Maybe you want to keep records that cannot be matched to `cat3v` and only want to merge subsets of columns from the catalogs:

```{code-cell} ipython3
merge_columns = { # specify columns to be merged
    'cat1': ['survey1_id', 'RA', 'Dec'],
    'cat4': ['i', 'j'],
    'cat2': ['survey2_id'],
    'cat3v': ['class1'],
    }

keep_unmatched = ['cat3v'] # keep records that cannot be matched to cat3v

another_merged_cat = cat1.merge(keep_unmatched=keep_unmatched, 
                                merge_columns=merge_columns) # use default outname
print("Name:", another_merged_cat.name)
another_merged_cat.t
```

You can also specify the columns to be ignored during merging (the `ignore_columns` argument of `merge()`); see `help(Data.merge)` for details.
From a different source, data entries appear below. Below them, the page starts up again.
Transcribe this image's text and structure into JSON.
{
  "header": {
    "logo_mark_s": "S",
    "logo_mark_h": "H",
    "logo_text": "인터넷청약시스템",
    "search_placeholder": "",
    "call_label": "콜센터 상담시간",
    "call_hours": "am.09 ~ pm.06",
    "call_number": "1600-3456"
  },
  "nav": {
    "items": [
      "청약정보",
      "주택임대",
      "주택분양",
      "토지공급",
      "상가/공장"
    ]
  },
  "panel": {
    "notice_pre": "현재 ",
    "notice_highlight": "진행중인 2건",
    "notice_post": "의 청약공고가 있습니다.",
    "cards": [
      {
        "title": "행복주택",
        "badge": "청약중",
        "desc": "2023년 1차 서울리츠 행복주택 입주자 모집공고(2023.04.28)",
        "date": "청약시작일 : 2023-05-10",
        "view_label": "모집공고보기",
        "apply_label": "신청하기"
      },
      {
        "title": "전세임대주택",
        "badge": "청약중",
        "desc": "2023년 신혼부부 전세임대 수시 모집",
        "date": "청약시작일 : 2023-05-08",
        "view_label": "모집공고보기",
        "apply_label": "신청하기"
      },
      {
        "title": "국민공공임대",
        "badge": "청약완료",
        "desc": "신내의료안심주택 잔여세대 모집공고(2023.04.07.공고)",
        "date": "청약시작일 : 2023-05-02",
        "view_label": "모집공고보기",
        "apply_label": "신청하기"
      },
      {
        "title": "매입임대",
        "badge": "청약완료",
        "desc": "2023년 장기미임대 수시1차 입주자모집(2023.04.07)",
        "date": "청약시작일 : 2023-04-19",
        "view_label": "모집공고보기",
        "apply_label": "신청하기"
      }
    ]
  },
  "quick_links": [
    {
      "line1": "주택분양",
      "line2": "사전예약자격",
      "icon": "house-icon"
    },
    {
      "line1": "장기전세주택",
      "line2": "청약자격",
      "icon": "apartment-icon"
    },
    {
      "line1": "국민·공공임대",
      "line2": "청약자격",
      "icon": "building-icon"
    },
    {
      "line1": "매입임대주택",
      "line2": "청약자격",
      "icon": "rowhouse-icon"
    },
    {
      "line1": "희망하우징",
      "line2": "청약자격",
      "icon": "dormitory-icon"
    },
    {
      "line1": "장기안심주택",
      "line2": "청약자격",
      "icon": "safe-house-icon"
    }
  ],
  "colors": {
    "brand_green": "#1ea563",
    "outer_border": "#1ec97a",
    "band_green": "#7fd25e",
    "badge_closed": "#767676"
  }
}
You may also set the depth for `match_tree` and `merge` methods. Setting depth to 0 means only keeping the base catalog itself.

```{code-cell} ipython3
cat4.match_tree(depth=2)
```

```{code-cell} ipython3
cat4.match_tree(depth=0)
```

```{code-cell} ipython3
cat4.merge(depth=1).t
```

## Things to be noted

This package does not support matching multiple records to a single record in the base data. For example, `table2` below has two records with the same `survey_id`:

```{code-cell} ipython3
table1 = Data({'survey_id': [0, 1, 2], 'value': ['A', 'B', 'C']}, name='t1')
table1.t
```

```{code-cell} ipython3
table2 = Data({'table2_id': [0, 1, 2], 'survey_id': [0, 1, 0]}, name='t2')
table2.t
```

If you match `table2` to `table1` by `survey_id` using `ExactMatcher`, the first exact match in `table2` will be used:

```{code-cell} ipython3
table1.match(table2, ExactMatcher('survey_id', 'survey_id')).merge().t
```

If you wish to keep the records with the same `sruvey_id` in `table2`, you may match `table1` to `table2` instead of matching `table2` to `table1`:

```{code-cell} ipython3
table2.match(table1, ExactMatcher('survey_id', 'survey_id')).merge().t
```

Or you may merge these records (with the same `sruvey_id`) before matching and merging the catalogs.